Aung San Suu Kyi comes from a strong Buddhist spiritual tradition and was profoundly influenced by her father’s example and his politically-motivated death. Despite her continued suffering, she remains profoundly dedicated to helping liberate her country and its people. As an international tribute to her struggle, she was awarded the nobel Peace Prize in 1991. The acceptance speech was delivered by her son, Aris on December 10, 1991 for she was under house arrest at the time. The following is an excerpt from that speech.

“ Firstly, I know that she would begin by saying that she accepts the Nobel Prize for Peace not in her own name but in the name of all the people of Burma. She would say that this prize belongs not to her but to all those men, women and children who, even as I speak, continue to sacrifice their wellbeing, their freedom and their lives in pursuit of a democratic Burma. Theirs is the prize and theirs will be the eventual victory in Burma's long struggle for peace, freedom and democracy.
Speaking as her son, however, I would add that I personally believe that by her own dedication and personal sacrifice she has come to be a worthy symbol through whom the plight of all the people of Burma may be recognised. And no one must underestimate that plight. The plight of those in the countryside and towns, living in poverty and destitution, those in prison, battered and tortured; the plight of the young people, the hope of Burma, dying of malaria in the jungles to which they have fled; that of the Buddhist monks, beaten and dishonoured. Nor should we forget the many senior and highly respected leaders besides my mother who are all incarcerated. It is on their behalf that I thank you, from my heart, for this supreme honour. The Burmese people can today hold their heads a little higher in the knowledge that in this far distant land their suffering has been heard and heeded.
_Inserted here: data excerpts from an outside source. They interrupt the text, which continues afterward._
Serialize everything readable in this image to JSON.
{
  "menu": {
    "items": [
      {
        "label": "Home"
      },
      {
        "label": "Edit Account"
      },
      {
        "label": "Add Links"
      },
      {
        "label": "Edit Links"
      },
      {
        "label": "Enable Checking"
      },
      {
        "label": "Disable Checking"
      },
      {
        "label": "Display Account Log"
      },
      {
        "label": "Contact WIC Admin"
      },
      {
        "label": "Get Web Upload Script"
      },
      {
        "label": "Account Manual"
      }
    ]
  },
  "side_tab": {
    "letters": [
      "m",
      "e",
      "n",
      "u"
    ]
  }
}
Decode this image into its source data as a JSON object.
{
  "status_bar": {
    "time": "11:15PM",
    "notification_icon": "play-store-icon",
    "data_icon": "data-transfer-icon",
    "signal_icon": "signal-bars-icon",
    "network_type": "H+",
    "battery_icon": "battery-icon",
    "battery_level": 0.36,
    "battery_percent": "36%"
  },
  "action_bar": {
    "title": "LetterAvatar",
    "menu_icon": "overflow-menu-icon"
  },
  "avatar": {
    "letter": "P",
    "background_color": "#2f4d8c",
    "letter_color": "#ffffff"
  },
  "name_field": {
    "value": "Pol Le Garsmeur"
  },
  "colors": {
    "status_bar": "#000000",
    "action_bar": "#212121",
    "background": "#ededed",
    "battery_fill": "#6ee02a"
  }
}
We must also remember that the lonely struggle taking place in a heavily guarded compound in Rangoon is part of the much larger struggle, worldwide, for the emancipation of the human spirit from political tyranny and psychological subjection. The Prize, I feel sure, is also intended to honour all those engaged in this struggle wherever they may be. It is not without reason that today's events in Oslo fall on the International Human Rights Day, celebrated throughout the world.”